Prima di proseguire con la storia del locale di via Togni, però, facciamo un gioco. Si chiama «forse non sapevi che». Pronti? Via! Il Lio è un simbolo della città ma il suo inventore viene da fuori: da dove? La storia inizia molto prima del 1993. Quando? Il suo nome ha qualcosa in comune con i film western... Le risposte alla fine del pezzo, ora avanti con la storia.
I permessi per i concerti tornarono nella seconda metà degli anni Novanta e il Lio iniziò a dare spazio anche ai primi artisti bresciani che proponevano i loro brani. Una scelta coraggiosa perché, spiega Torreggiani, «se facevi canzoni tue eri considerato un perdente». Questa politica non mancò di suscitare qualche perplessità nella «vecchia guardia» dei musicisti. All’epoca Lino probabilmente nemmeno immaginava che, di lì a una decina d’anni, il suo locale sarebbe diventato l’Arca di Noè della scena indie-rock targata Bs, una delle più vive d’Italia.

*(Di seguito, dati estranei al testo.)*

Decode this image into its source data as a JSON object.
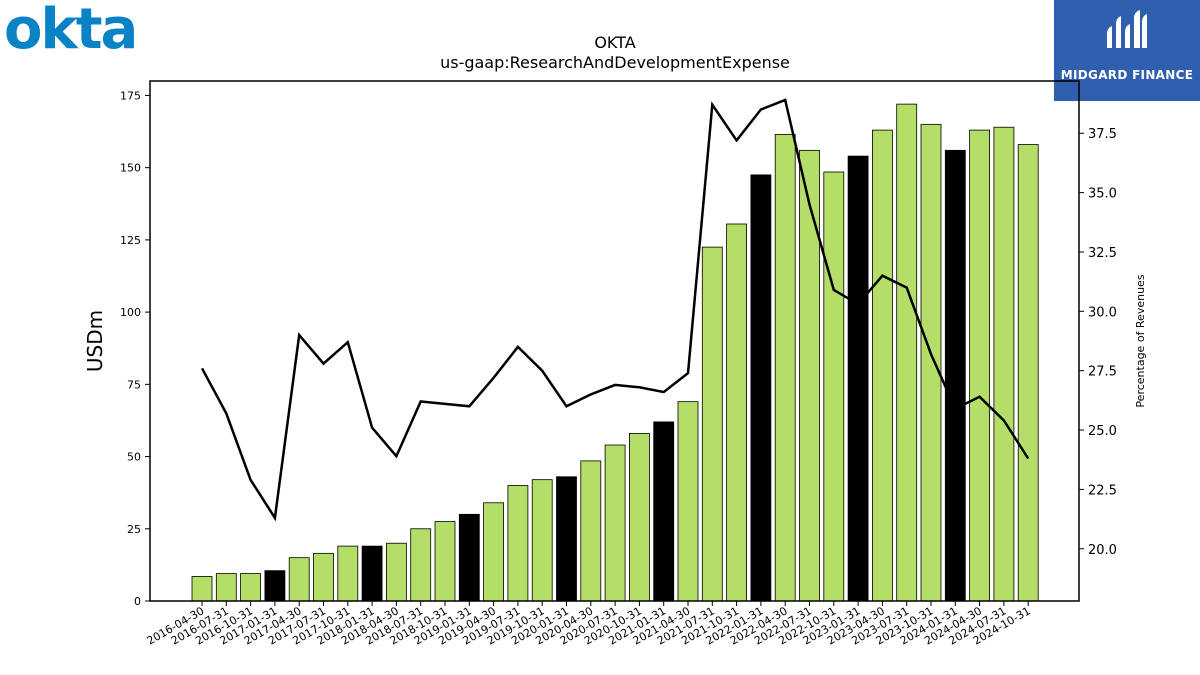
{
  "logos": {
    "company": "okta",
    "publisher": "MIDGARD FINANCE",
    "publisher_icon": "midgard-m-icon"
  },
  "chart_data": {
    "type": "bar",
    "title": "OKTA",
    "subtitle": "us-gaap:ResearchAndDevelopmentExpense",
    "ylabel": "USDm",
    "y2label": "Percentage of Revenues",
    "ylim": [
      0,
      180
    ],
    "y2lim": [
      17.8,
      39.7
    ],
    "yticks": [
      0,
      25,
      50,
      75,
      100,
      125,
      150,
      175
    ],
    "y2ticks": [
      20.0,
      22.5,
      25.0,
      27.5,
      30.0,
      32.5,
      35.0,
      37.5
    ],
    "categories": [
      "2016-04-30",
      "2016-07-31",
      "2016-10-31",
      "2017-01-31",
      "2017-04-30",
      "2017-07-31",
      "2017-10-31",
      "2018-01-31",
      "2018-04-30",
      "2018-07-31",
      "2018-10-31",
      "2019-01-31",
      "2019-04-30",
      "2019-07-31",
      "2019-10-31",
      "2020-01-31",
      "2020-04-30",
      "2020-07-31",
      "2020-10-31",
      "2021-01-31",
      "2021-04-30",
      "2021-07-31",
      "2021-10-31",
      "2022-01-31",
      "2022-04-30",
      "2022-07-31",
      "2022-10-31",
      "2023-01-31",
      "2023-04-30",
      "2023-07-31",
      "2023-10-31",
      "2024-01-31",
      "2024-04-30",
      "2024-07-31",
      "2024-10-31"
    ],
    "series": [
      {
        "type": "bar",
        "axis": "left",
        "values": [
          8.5,
          9.5,
          9.5,
          10.5,
          15,
          16.5,
          19,
          19,
          20,
          25,
          27.5,
          30,
          34,
          40,
          42,
          43,
          48.5,
          54,
          58,
          62,
          69,
          122.5,
          130.5,
          147.5,
          161.5,
          156,
          148.5,
          154,
          163,
          172,
          165,
          156,
          163,
          164,
          158
        ],
        "colors": [
          "#b5de69",
          "#b5de69",
          "#b5de69",
          "#000000",
          "#b5de69",
          "#b5de69",
          "#b5de69",
          "#000000",
          "#b5de69",
          "#b5de69",
          "#b5de69",
          "#000000",
          "#b5de69",
          "#b5de69",
          "#b5de69",
          "#000000",
          "#b5de69",
          "#b5de69",
          "#b5de69",
          "#000000",
          "#b5de69",
          "#b5de69",
          "#b5de69",
          "#000000",
          "#b5de69",
          "#b5de69",
          "#b5de69",
          "#000000",
          "#b5de69",
          "#b5de69",
          "#b5de69",
          "#000000",
          "#b5de69",
          "#b5de69",
          "#b5de69"
        ]
      },
      {
        "type": "line",
        "axis": "right",
        "color": "#000000",
        "values": [
          27.6,
          25.7,
          22.9,
          21.3,
          29.0,
          27.8,
          28.7,
          25.1,
          23.9,
          26.2,
          26.1,
          26.0,
          27.2,
          28.5,
          27.5,
          26.0,
          26.5,
          26.9,
          26.8,
          26.6,
          27.4,
          38.7,
          37.2,
          38.5,
          38.9,
          34.5,
          30.9,
          30.3,
          31.5,
          31.0,
          28.2,
          25.9,
          26.4,
          25.4,
          23.8
        ]
      }
    ],
    "legend": "none",
    "grid": false
  }
}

Arriviamo quindi al 2000, anno in cui nacque la serata del martedì con musica live. «Scelsi quel giorno - spiega Torreggiani, che dal 2002 è in società con Gianpaolo Romano - perché era tradizionalmente il meno frequentato. Nel giro di tre settimane fu pienone». Nel 2007, poi, cominciò quella del venerdì, grazie alla collaborazione del direttore artistico Marco Obertini. Arrivò tanto indie-rock, italiano e internazionale. Ma anche e soprattutto da Brescia, che - musicalmente parlando - aveva appena lasciato a terra la pelle grinzosa del bruco e s’era trasformata in farfalla, pronta a dare e accogliere nuova musica, nuove band, nuovi album. Due progetti nati tra le pareti di via Togni, Pink Holy Days e Don Turbolento, sono addirittura stati parzialmente finanziati dal Lio.
Il locale secondo papà Lino si caratterizza per «un’identità semplice e sincera. È mio da 20 anni, ma non mi stanco mai». Poi c’è l’atmosfera, figlia di una posizione sulla carta «scomoda», con le rotaie in faccia e dietro la schiena, che «delimitano uno spazio preciso e fanno sembrare il bar una specie di isola. E, nelle serate giuste, il Lio esce dallo spazio e dal tempo. Potresti essere in California o a Berlino». Il locale fa festa con due serate dal vivo (e come, altrimenti?) in programma venerdì 14 e sabato 15 giugno dalle 22. Sul palco (dopo la benedizione di Jimi) Don Turbolento e Pink Holy Days il primo giorno, Barabonzibonzibo ed Hell’s Spet il secondo.
Ah già, il quiz. Lino viene da Magenta, in provincia di Milano. Il locale esiste da circa 110 anni. Ha ospitato trattorie e osterie (una si chiamava «Le due Ferrate»). Torreggiani girovagò parecchio prima di stabilirsi all’ombra del Cidneo. Attraversò l’America e, in Texas, conobbe una bellissima ragazza che proprio non voleva saperne di chiamarlo Lino. «Leo, Leo», diceva. Lui scelse di italianizzare quella sillaba e di appiccicarla alla sua più grande scommessa. Il Lio Bar.